In Defense of Elizabeth Warren’s “Cheap Political Gimmick”

Sen. Elizabeth Warren speaks at a press conference in April.

Photo by Stan Honda/AFP/Getty Images

Matthew Chingos and Beth Akers have a useful rundown of competing legislative proposals over how to set the interest rate on federally subsidized students loans that includes an epic burn on new Sen. Elizabeth Warren (D-Mass.) whose proposal, we’re told, “should be quickly dismissed as a cheap political gimmick.” After briefly dismissing it, they write that “[s]etting aside this one embarrassingly bad proposal, the remaining proposals raise a set of questions that need to be answered in order to select the ideal policy. … “

Warren’s proposal is unquestionably a cheap gimmick. But I don’t remotely see why it’s a bad proposal.

To recap, Warren’s stunt is to argue that the federal government should, as a one-year measure, peg the student loan rate at the same low interest rate (0.75 percent) that the Fed offers to banks at the “discount window” for overnight loans. Chingos and Akers offer the following breezy critique:

It proposes only a one-year change to the rate on one kind of federal student loan, confuses market interest rates on long-term loans (such as the 10-year Treasury rate) with the Federal Reserve’s Discount Window (used to make short-term loans to banks), and does not reflect the administrative costs and default risk that increase the costs of the federal student loan program.

The case for gimmickry here is airtight. The discount window is an overnight loan, and a student loan is a long-term loan. Long-term loans always carry higher interest rates than ultra-short ones, so the implication here that the government is somehow screwing college students while coddling banks is totally wrong. It’s pure political theater. But the Chingos/Akers critique has an air of “the food is bad and the portions are too small” to it. If the problem with lowering the student loan rate to the discount window rate is that it’s too fiscally costly, then making it a one-year measure is the solution. Over the long term, having the federal government lose tons of money through student loan defaults would be a bad idea.

But in the short term with unemployment more than 7 percent and the inflation rate running well below the Federal Reserve’s self-imposed 2.5 percent threshold, there’s nothing wrong with having the federal government lose money.
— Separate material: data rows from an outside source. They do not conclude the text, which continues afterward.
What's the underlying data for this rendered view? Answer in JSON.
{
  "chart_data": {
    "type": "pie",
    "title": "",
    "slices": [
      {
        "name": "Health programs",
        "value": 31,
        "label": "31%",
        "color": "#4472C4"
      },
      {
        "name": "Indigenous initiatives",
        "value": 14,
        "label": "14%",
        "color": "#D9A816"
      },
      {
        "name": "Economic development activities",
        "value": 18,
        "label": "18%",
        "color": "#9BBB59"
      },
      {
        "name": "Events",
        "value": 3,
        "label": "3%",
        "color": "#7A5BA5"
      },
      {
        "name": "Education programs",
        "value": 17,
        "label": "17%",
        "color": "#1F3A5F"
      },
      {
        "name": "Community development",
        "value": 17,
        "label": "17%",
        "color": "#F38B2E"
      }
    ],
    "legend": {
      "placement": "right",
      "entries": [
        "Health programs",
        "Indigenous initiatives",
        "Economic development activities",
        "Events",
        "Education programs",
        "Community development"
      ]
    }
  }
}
Cutting student loan rates to an ultra-low level will leave indebted twentysomethings more able to buy chairs and socks and all the rest, raising demand and creating jobs, and there will be no crowding out of private business investment. As long-term policy, this would be totally unsustainable, but as one-year policy, it’s a nice little boost to the economy.

Is it totally arbitrary? Yes. I’d say it’s also a bit unfair. Even people who don’t have student loans deserve to benefit from some stimulus. As I’ve said many times, my preferred approach would be to print some money and mail it to everyone, giving equal help to all people whether or not they’re grappling with college debt. But compared to the status quo, this is a fine idea.